陈逝舟十点钟进了屋,就见任顾识缩在被子里,看着书,见他进来了,说:“我一会儿就困了,睡了,你不用管我。”

陈逝舟点点头。

任顾识本意是装睡,以避免尴尬,结果真的有了困意,还没十一点就睡着了。

陈逝舟揉了揉他的脑袋,把空调温度上调了两度。

翌日等任顾识睁眼的时候,看了看时间,已经将近十一点半了,爬起来摸到厨房,冰箱上贴了张小条儿:粥在锅里保温,起来以后直接盛,我去学校了。——陈

任顾识盛了粥,从冰箱里找了点凉菜端出来,随便解决了早饭兼午饭,洗了碗,闲得无事可做,又躺回了床上发呆。

刚躺了一会儿,陈逝舟的电话就打来了。

任顾识接了,那边问:“起床了?”

“嗯。”

“吃饭了吗?”

“吃了。”

“学校有点急事,咱们班学生住校出了意外,我现在跟在医院,你自己照顾好自己,下午按时返校。”陈逝舟交待道。

任顾识心里一阵不妙:“谁?出了什么事儿?”

“苌岭,出了车祸,脑出血。”

任顾识腾地从床上蹦了起来:“卧槽!在哪个医院呢?不不,现在情况怎么样?”

苌岭便是他同桌。

“已经做完手术了,暂时没有大碍,但也还没苏醒,你要过来看看?就在四院。车祸是在学府路,警方也已经介入了,司机没跑掉。”陈逝舟道。市第四人民医院就在学校附近。

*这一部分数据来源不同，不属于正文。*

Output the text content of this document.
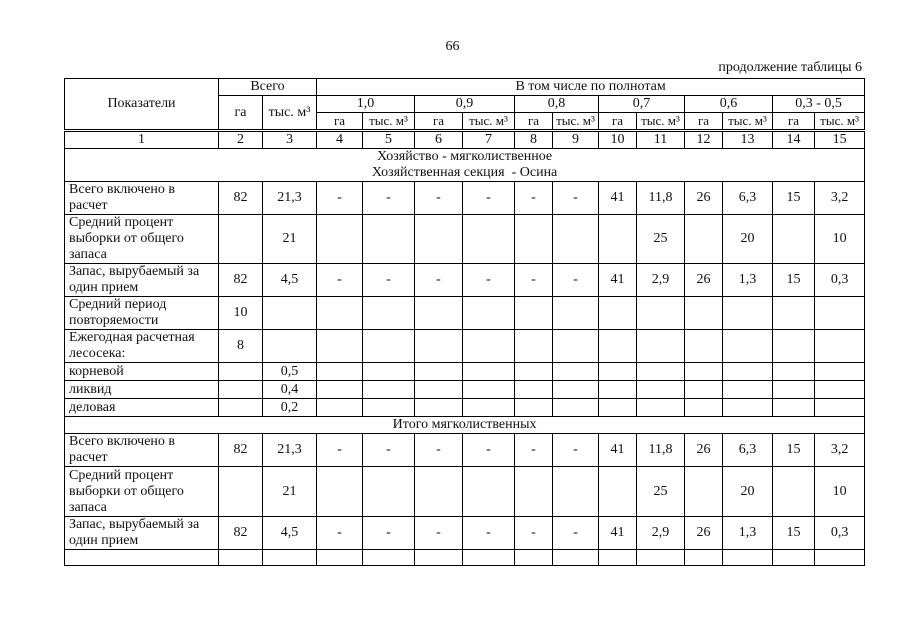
66
продолжение таблицы 6
Показатели	Всего		В том числе по полнотам											
	га	тыс. м³	1,0		0,9		0,8		0,7		0,6		0,3 - 0,5	
			га	тыс. м³	га	тыс. м³	га	тыс. м³	га	тыс. м³	га	тыс. м³	га	тыс. м³
1	2	3	4	5	6	7	8	9	10	11	12	13	14	15

Хозяйство - мягколиственное
Хозяйственная секция  - Осина														

Всего включено в расчет	82	21,3	-	-	-	-	-	-	41	11,8	26	6,3	15	3,2
Средний процент выборки от общего запаса		21								25		20		10
Запас, вырубаемый за один прием	82	4,5	-	-	-	-	-	-	41	2,9	26	1,3	15	0,3
Средний период повторяемости	10													
Ежегодная расчетная лесосека:	8													
корневой		0,5												
ликвид		0,4												
деловая		0,2												

Итого мягколиственных														

Всего включено в расчет	82	21,3	-	-	-	-	-	-	41	11,8	26	6,3	15	3,2
Средний процент выборки от общего запаса		21								25		20		10
Запас, вырубаемый за один прием	82	4,5	-	-	-	-	-	-	41	2,9	26	1,3	15	0,3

“我马上过去。”任顾识立刻拿了钥匙,换鞋出门,“司机没跑?是司机的问题?”

“嗯,司机闯了红灯,苌岭正和别人一起过斑马线,你也知道,那块儿有个弯道,苌岭把别人给推开了。”陈逝舟道,“你注意自己安全,别着急,急也没用,打车过来。”

任顾识道:“知道,等我。”

挂了电话,任顾识打了车,虽然知道急不得,但心中还是非常担忧。

到了医院,和陈逝舟联系了,任顾识找到了病房,陈逝舟正站在外面,还有一对中年夫妇,应该是苌岭的父母,还有一名警察,四人正在一边打手势一边交谈。

任顾识走到一边,看到那妇女眼眶通红,勉强镇定,男人也是强作冷静,心里突然生出一种世事无常的心痛。